The Pentagon has been uncharacteristically quiet this year on the effects of the continuing resolution, which limits the Defense Department’s spending to the prior fiscal year’s levels and is currently keeping the government funded as lawmakers continue work on the appropriations process.
In years past, service officials have been vocal over the practice of using continuing resolutions to keep the government funded while Congress works out its spending bills. Pentagon officials typically argue that the stopgap measures cost them millions and hurt readiness.
In 2019, the Navy’s acquisition executive at the time said the service had not scheduled any major contract awards in the first quarter of FY 2020 in case the government was operating under a continuing resolution. James Geurts also expressed concerns over how a CR affects the Navy’s ability to perform maintenance.
“What’s frustrating me: one of the things you’ve heard when we talk ship maintenance is, hey, we want to get our planning set, we want to award the contract early; [Bainbridge] was one of them we had all set, we backed the planning up, had 120 days ready in advance, the team was ready to go, we had the materials all ready to go, and then suddenly, oh, we can’t do it now because we’re in a CR. The real challenge: we don’t know how long the next CR is, when [the contract] is going to get awarded,” Geurts said at the time.
Other parts of the Navy say the CR isn’t causing significant hardships to operations yet.

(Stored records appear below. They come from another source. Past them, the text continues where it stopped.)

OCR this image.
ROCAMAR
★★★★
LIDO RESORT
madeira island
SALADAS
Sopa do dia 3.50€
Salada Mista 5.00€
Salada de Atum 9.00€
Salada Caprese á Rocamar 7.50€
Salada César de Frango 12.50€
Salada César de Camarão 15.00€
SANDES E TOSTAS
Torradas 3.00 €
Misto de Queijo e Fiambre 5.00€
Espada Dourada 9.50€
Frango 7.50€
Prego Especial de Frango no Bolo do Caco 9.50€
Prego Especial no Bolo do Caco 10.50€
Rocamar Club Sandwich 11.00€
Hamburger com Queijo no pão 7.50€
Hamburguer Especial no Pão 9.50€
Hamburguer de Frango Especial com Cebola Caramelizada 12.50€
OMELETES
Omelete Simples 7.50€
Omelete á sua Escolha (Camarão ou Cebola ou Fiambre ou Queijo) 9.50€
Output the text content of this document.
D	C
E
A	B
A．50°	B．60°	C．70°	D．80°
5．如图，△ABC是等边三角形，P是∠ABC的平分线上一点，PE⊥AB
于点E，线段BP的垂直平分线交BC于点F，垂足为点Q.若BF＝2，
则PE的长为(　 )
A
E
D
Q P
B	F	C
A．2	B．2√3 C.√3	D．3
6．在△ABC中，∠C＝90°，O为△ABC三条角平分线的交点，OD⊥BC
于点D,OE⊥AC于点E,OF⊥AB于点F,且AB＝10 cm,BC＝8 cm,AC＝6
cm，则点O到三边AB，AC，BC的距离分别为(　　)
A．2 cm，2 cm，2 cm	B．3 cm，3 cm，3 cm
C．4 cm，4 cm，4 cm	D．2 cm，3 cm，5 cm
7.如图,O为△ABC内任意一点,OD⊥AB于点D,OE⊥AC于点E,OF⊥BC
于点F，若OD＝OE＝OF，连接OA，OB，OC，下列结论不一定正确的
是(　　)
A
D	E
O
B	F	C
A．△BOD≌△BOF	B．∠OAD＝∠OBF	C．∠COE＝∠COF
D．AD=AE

A spokesperson for Naval Sea Systems Command said the CR did not result in any closures for the command.
“Under a CR, just as the CR didn’t result in any closures, it also means NAVSEA won’t be able to start any new programs,” Jamie Koehler told USNI News in an email.
A spokesperson for Naval Air Systems Command said the continuing resolution has not had an effect on NAVAIR.
“There was no impact. We are conducting business as usual,” Marcia Hart told USNI News.
In a statement to USNI News, a spokesperson for Navy Installations Command pointed to the $565 million for Navy operations and maintenance in the stopgap spending bill.
“Installation operations and support functions are expected to continue as they did prior to the signing of the CR, with no significant near-term impacts anticipated,” said Capt. Josh Frey, a spokesperson for Navy Installations Command. “It is the mission of CNIC to sustain the Fleet, enable the Fighter and support our Navy Families and the command is set to continue that mission as leadership works towards agreement on the FY22 budget.”
“The CR did include $565M in Operations and Maintenance (OMN) funding for damage repairs associated with natural disasters in calendar years 2020 and 2021. This funding is welcome as Navy facilities and infrastructure have suffered significant damage from natural disasters at several locations around the world in the past two years.”
The White House in early September asked lawmakers to pass a continuing resolution for the interim, while Congress continues the appropriations process.